O sonho do meu amigo Ícaro...
(*) Homônimo do personagem da mitologia grega que fugiu do labirinto de Creta servindo-se de asas pregadas com cera, as quais se derreteram ao aproximar-se do sol, donde lhe resultou cair no mar.
Dizem que mais vale um pássaro na mão que dois a voar. Pois bem, para o meu amigo Ícaro, mais valem centenas, milhares, milhões de pássaros a voar, numa esquadrilha assimétrica, errante e desafinada, assim como fazem as andorinhas do hemisfério norte, que, todos os anos, em desabalada revoada, fogem do rígido inverno glacial à procura de refúgio no aconchegante calor dos trópicos...
Ou, então, como aqueles imensos pássaros prateados, que, com suas bandeiras, prefixos e turbinas, não se cansam de cruzar o céu das cidades e dos campos; das florestas, das geleiras, dos rios e dos mares...
Todos os dias, à mesma hora, o meu amigo Ícaro, pela janela daquele sobrado alto, via, na casa do vizinho, um pássaro um tanto amarelado, um tanto esverdeado.
O meu amigo Ícaro não sabia se era do reino, do campo, ou da terra. Nem mesmo se canário ele era.
Hoje, pela manhã, quando o meu amigo Ícaro afastou a cortina, lá estava ele. Saltava de um lado para o outro, agarrava-se às grades, revirava os olhos na vã tentativa de encontrar uma saída.
Não dispunha de espaço para acrobacias ousadas, sequer podia vislumbrar a elementar perspectiva de um voo a céu aberto... mesmo assim, ele não parava de saltar e de cantar os mais belos cânticos que o meu amigo Ícaro, nos seus vinte e poucos anos, jamais ouvira...
Se o meu amigo Ícaro pudesse decodificar aquela melodia, diria que o pássaro suplicava para que o deixassem bater asas e partir, e, tal qual Fernão Capelo Gaivota(1), correr os inevitáveis riscos que a liberdade impõe...
Todavia, por ele, nada ao meu amigo Ícaro era dado fazer, a não ser, em introspectivo silêncio, agradecer-lhe por, mesmo sem um céu para voar, mostrar-lhe o inestimável valor de algo tão simples e corriqueiro como abrir a porta e sair;
poder sentir o cheiro das manhãs, o aconchego de um sol de outono, o frescor da brisa que sopra da Serra do Mar, e, não raro, até aquela bem vinda fria e cortante garoa paulistana...

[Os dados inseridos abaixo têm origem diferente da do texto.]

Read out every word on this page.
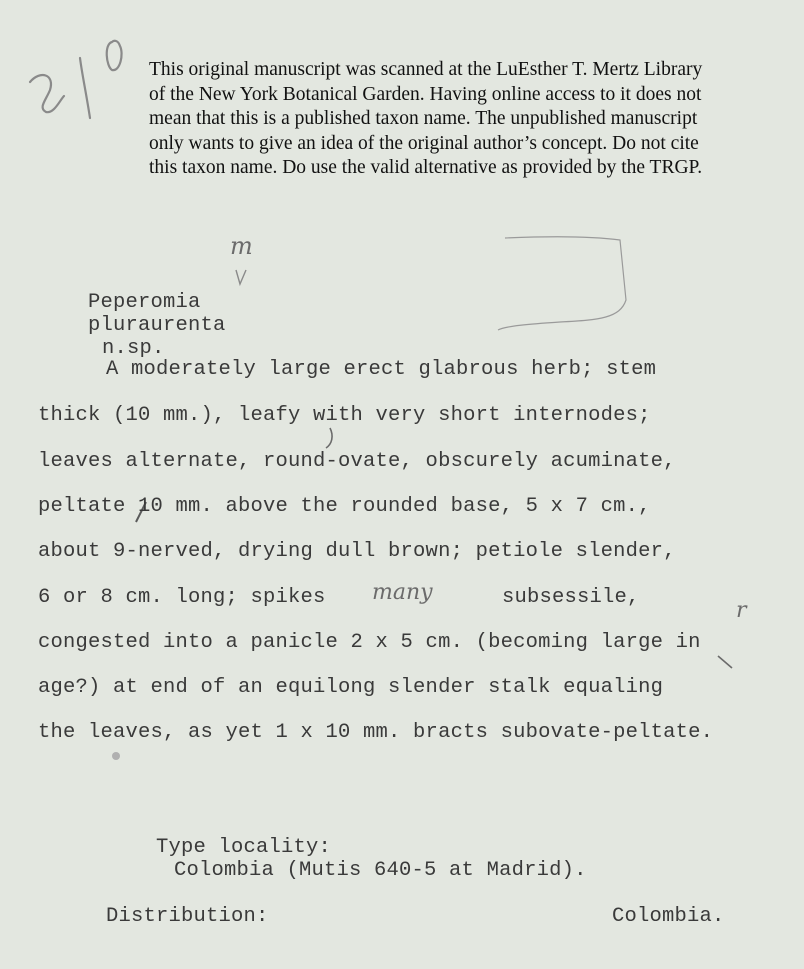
This original manuscript was scanned at the LuEsther T. Mertz Library
of the New York Botanical Garden. Having online access to it does not
mean that this is a published taxon name. The unpublished manuscript
only wants to give an idea of the original author’s concept. Do not cite
this taxon name. Do use the valid alternative as provided by the TRGP.
m
many
r

Peperomia
pluraurenta
n.sp.

A moderately large erect glabrous herb; stem
thick (10 mm.), leafy with very short internodes;
leaves alternate, round-ovate, obscurely acuminate,
peltate 10 mm. above the rounded base, 5 x 7 cm.,
about 9-nerved, drying dull brown; petiole slender,
6 or 8 cm. long; spikes	subsessile,
congested into a panicle 2 x 5 cm. (becoming large in
age?) at end of an equilong slender stalk equaling
the leaves, as yet 1 x 10 mm. bracts subovate-peltate.

Type locality:
Colombia (Mutis 640-5 at Madrid).

Distribution:	Colombia.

Nunca o meu amigo Ícaro dera tanto valor à rotina de mais um dia na vida, a cada bom dia que dava, a cada bom dia que recebia, aos passos que, pelas estreitas ruas da cidade percorria...
Graças àquele pássaro cantador, o meu amigo Ícaro pôde, sem querer, perceber que a felicidade morava do lado de fora do geométrico perímetro das gaiolas;
que ela estava no ar que respirava, e nos caminhos que, pela vida afora, ao livre arbítrio percorria...

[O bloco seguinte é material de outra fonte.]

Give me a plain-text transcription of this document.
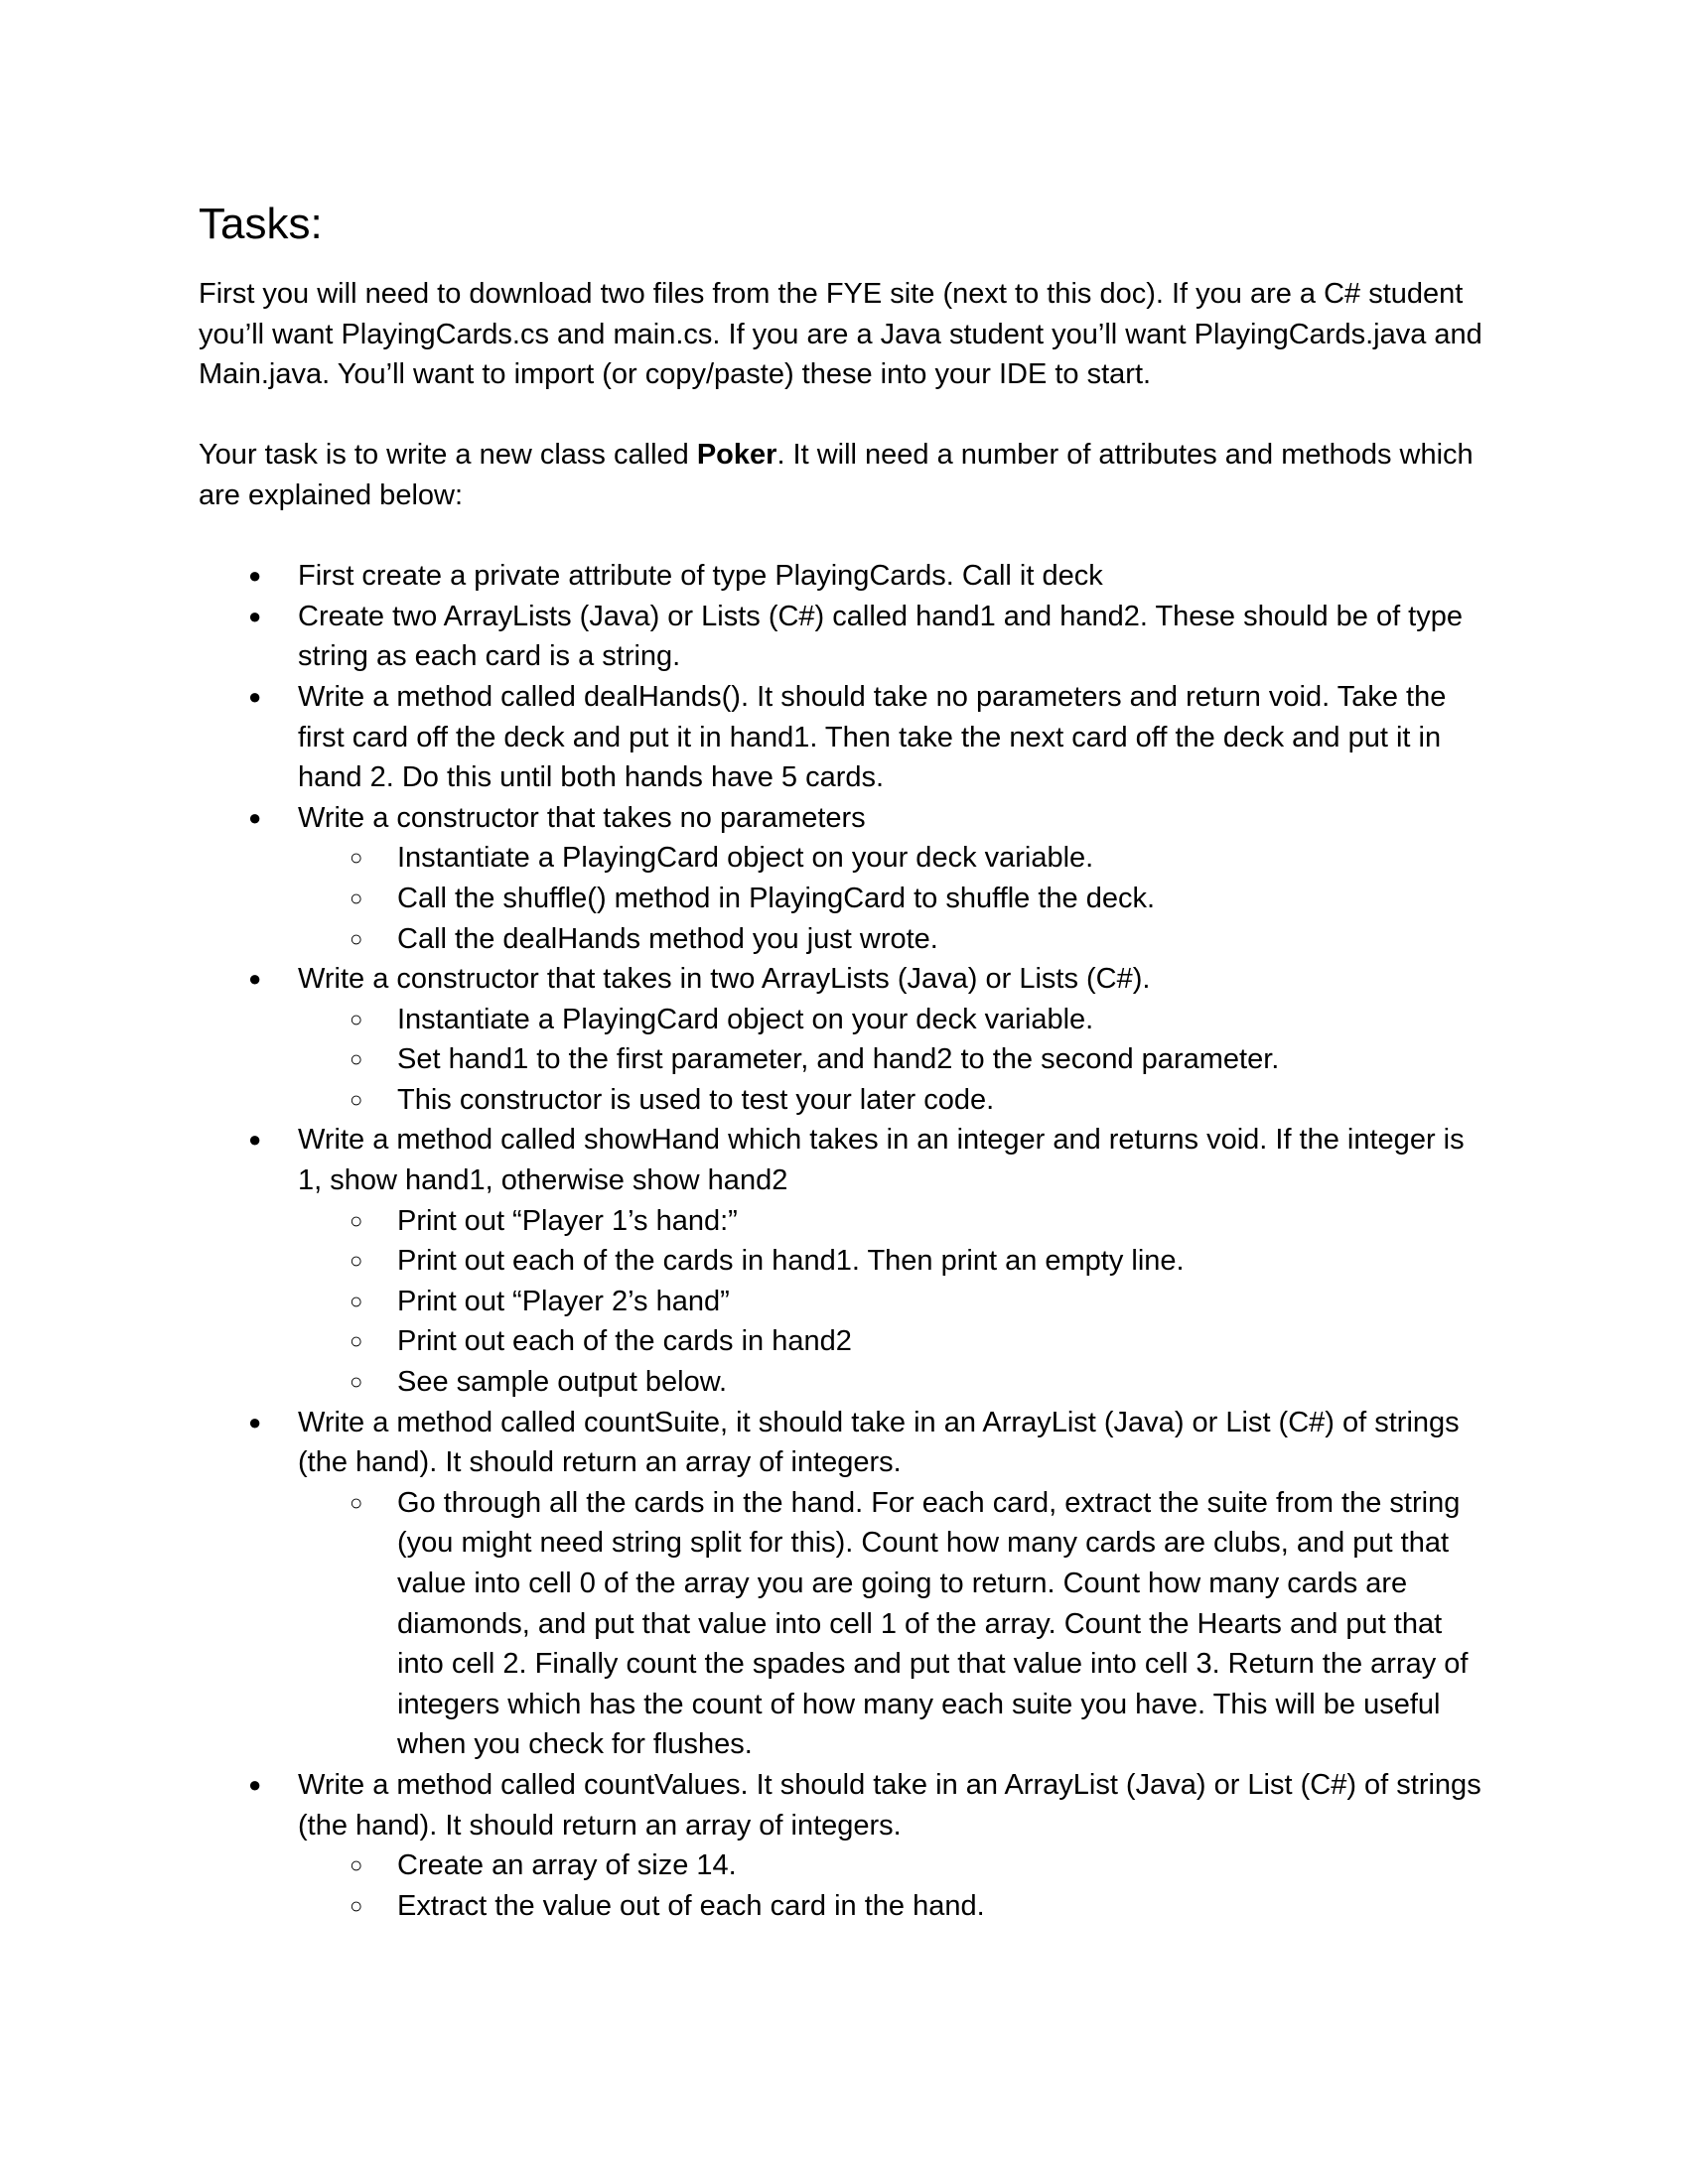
Tasks:

First you will need to download two files from the FYE site (next to this doc). If you are a C# student you’ll want PlayingCards.cs and main.cs. If you are a Java student you’ll want PlayingCards.java and Main.java. You’ll want to import (or copy/paste) these into your IDE to start.

Your task is to write a new class called Poker. It will need a number of attributes and methods which are explained below:

● First create a private attribute of type PlayingCards. Call it deck
● Create two ArrayLists (Java) or Lists (C#) called hand1 and hand2. These should be of type string as each card is a string.
● Write a method called dealHands(). It should take no parameters and return void. Take the first card off the deck and put it in hand1. Then take the next card off the deck and put it in hand 2. Do this until both hands have 5 cards.
● Write a constructor that takes no parameters
○ Instantiate a PlayingCard object on your deck variable.
○ Call the shuffle() method in PlayingCard to shuffle the deck.
○ Call the dealHands method you just wrote.
● Write a constructor that takes in two ArrayLists (Java) or Lists (C#).
○ Instantiate a PlayingCard object on your deck variable.
○ Set hand1 to the first parameter, and hand2 to the second parameter.
○ This constructor is used to test your later code.
● Write a method called showHand which takes in an integer and returns void. If the integer is 1, show hand1, otherwise show hand2
○ Print out “Player 1’s hand:”
○ Print out each of the cards in hand1. Then print an empty line.
○ Print out “Player 2’s hand”
○ Print out each of the cards in hand2
○ See sample output below.
● Write a method called countSuite, it should take in an ArrayList (Java) or List (C#) of strings (the hand). It should return an array of integers.
○ Go through all the cards in the hand. For each card, extract the suite from the string (you might need string split for this). Count how many cards are clubs, and put that value into cell 0 of the array you are going to return. Count how many cards are diamonds, and put that value into cell 1 of the array. Count the Hearts and put that into cell 2. Finally count the spades and put that value into cell 3. Return the array of integers which has the count of how many each suite you have. This will be useful when you check for flushes.
● Write a method called countValues. It should take in an ArrayList (Java) or List (C#) of strings (the hand). It should return an array of integers.
○ Create an array of size 14.
○ Extract the value out of each card in the hand.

(...) Pode ser que o vizinho do meu amigo Ícaro pense que o pássaro cante por não ter mais o que fazer, ou, simplesmente, para lhe agradecer a água fresca no bebedouro, as saborosas e pontuais refeições de alpiste, e, sobretudo, pela “generosa hospitalidade” sob o telhado da lavanderia...
Talvez não valha a pena o meu amigo Ícaro preocupar-se tanto com a liberdade que aquele pássaro sequer saiba existir...
Afinal, dizem que “aquilo que os olhos não veem, o coração não sente...”
(...) Vai ver, ali, recluso, ele até seja feliz, muito mais feliz do que o meu amigo Ícaro possa imaginar.
Na verdade, o meu amigo Ícaro só queria vê-lo bater asas e voar, ter o sagrado direito de ser livre, assim como os aviões, as pipas e os helicópteros...
FIM
Conto de Zizifraga
Reeditado em dezembro de 2011.
Nota:
(1) Referência ao livro, “Johnatan Livingston Seagull”, de Richard Bach (escritor americano, 1936 - ), cuja narrativa conta a saga de uma gaivota; em 1973 transformada em um filme que passaria para a história do cinema mundial.